The prosperity of Indonesian workers who work in the informal sector in Malaysia apparently will not yet improve. The reason for this is that the Malaysian government still rejects Indonesia's proposal regarding setting the minimum wage for workers in the informal sector."Because the country doesn't acknowledge a minimum wage system," said Foreign Affairs Minister Hassan Wirajuda after delivering an annual speech at his office yesterday (8/1). The result is, he said, that wages received by Indonesian migrant workers (TKI) are only based on negotiations with employers.
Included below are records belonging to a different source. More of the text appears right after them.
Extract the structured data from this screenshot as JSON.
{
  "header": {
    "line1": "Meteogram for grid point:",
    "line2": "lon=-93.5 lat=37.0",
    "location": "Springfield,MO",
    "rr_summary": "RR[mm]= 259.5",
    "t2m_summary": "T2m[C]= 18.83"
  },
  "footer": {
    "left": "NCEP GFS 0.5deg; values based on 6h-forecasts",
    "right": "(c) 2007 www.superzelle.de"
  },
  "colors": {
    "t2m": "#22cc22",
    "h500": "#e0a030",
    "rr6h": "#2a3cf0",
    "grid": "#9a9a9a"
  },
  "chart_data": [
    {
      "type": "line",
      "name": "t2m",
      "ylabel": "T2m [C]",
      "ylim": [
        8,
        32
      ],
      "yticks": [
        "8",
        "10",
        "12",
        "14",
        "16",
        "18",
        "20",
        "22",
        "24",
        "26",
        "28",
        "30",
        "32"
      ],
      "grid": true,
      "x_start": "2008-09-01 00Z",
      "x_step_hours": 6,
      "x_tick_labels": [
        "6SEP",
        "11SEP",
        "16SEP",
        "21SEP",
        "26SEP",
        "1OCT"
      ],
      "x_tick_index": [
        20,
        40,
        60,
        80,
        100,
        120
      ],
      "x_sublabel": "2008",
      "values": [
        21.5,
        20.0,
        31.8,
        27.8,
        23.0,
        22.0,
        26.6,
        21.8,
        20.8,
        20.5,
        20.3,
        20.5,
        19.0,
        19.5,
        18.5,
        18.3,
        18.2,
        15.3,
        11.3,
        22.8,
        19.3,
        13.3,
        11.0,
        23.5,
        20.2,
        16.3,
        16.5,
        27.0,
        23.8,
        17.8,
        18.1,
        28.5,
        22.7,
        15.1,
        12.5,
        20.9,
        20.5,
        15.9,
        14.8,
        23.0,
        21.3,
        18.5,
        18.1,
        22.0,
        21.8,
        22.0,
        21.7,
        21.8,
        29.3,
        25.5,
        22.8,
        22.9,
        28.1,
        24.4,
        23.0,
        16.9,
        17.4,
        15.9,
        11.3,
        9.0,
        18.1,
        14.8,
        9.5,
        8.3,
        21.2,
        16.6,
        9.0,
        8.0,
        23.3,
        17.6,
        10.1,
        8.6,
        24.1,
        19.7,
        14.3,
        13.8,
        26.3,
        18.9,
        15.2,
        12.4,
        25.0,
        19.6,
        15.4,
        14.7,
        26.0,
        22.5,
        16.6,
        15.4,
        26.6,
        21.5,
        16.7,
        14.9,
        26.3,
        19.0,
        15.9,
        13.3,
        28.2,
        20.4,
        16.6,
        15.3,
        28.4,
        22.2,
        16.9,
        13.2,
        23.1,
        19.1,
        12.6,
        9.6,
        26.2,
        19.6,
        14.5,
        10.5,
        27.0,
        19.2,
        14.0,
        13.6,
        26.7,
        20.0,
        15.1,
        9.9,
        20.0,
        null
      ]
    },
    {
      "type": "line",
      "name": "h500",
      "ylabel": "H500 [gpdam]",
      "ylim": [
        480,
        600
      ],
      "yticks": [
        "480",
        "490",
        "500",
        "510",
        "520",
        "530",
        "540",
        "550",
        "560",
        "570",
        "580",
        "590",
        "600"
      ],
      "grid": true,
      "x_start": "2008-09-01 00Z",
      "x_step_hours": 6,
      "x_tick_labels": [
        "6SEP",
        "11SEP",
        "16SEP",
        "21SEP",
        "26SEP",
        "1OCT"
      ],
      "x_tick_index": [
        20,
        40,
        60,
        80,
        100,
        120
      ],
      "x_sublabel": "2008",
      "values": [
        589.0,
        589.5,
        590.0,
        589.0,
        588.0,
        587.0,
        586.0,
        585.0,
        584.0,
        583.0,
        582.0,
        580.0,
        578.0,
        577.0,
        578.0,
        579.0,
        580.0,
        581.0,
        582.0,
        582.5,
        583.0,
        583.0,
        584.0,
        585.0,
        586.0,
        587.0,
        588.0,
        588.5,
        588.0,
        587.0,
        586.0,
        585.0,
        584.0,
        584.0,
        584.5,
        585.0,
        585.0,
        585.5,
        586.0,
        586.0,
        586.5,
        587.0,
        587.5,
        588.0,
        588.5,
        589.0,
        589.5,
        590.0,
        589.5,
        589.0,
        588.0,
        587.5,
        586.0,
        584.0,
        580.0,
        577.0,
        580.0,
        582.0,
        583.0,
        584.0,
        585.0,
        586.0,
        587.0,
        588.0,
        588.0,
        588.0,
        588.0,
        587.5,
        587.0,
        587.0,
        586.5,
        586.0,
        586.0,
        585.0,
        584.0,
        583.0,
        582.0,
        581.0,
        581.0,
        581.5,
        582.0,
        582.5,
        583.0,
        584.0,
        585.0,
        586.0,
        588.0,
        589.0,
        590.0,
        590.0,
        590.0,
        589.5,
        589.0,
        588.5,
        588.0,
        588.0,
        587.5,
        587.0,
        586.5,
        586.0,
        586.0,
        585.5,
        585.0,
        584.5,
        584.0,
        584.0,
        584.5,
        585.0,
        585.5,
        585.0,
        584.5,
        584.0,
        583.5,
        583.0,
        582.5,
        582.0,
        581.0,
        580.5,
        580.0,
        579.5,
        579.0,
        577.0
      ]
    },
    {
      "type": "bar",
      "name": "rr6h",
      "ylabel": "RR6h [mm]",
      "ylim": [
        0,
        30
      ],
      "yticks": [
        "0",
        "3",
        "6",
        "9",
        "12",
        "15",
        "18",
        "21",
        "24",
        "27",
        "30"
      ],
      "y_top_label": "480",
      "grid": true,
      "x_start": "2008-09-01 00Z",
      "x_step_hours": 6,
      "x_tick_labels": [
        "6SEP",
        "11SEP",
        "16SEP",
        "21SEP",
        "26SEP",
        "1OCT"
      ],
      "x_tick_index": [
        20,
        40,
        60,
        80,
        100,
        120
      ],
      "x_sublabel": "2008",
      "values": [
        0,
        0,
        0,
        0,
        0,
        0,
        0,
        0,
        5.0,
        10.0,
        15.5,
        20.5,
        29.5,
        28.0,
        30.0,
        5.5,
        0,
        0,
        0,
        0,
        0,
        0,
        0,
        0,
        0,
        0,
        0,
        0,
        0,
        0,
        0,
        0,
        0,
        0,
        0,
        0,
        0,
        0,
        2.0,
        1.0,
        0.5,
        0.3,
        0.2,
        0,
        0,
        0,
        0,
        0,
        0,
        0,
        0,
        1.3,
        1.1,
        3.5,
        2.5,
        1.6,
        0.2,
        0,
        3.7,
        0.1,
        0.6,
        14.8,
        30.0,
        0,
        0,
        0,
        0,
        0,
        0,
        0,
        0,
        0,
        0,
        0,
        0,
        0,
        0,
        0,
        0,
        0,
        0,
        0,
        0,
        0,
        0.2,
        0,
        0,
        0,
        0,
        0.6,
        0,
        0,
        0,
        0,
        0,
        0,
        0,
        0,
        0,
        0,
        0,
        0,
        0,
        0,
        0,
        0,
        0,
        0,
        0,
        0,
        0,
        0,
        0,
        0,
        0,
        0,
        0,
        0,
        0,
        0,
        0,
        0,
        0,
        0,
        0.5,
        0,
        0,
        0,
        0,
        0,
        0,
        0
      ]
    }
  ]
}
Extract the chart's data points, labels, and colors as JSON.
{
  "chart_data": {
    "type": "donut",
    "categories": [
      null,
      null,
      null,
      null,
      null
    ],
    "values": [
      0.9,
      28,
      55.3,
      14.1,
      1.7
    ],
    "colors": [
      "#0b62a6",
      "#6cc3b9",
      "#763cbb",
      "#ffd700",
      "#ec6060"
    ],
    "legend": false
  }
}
This is in line with the market mechanism and has caused the position of TKI who work in construction and plantation as well as house maids to be very weak and prone to abuse. This market mechanism makes TKIs' incomes lower compared to that of more-skilled workers from other countries.Malaysia acknowledged its country does not apply a minimum wage system. However, said Foreign Affairs Minister Syed Hamid Albar, this did not mean there was discrimination that would cause losses to informal sector TKIs. "This is a matter of the basics that we practice. We don't discriminate between Malaysian workers and those from other countries," he told Tempo via telephone.Albar said he realized that the TKI issue often created tense relations between the two countries.

However, he confirmed that the Malaysian government never plans to lower the incomes of workers from Indonesia. Wahyu Susilo, Migrant Care's policy analyst, said he will continue pushing the government to pay more attention to the fate of TKIs. One of the efforts he has asked for is that this issue be made into an agenda to be discussed at the annual meeting between President Yudhoyono and Prime Minister Badawi. "There shouldn't be any chitchat. The meeting must become a momentum in the protection of TKIs in Malaysia," he stressed.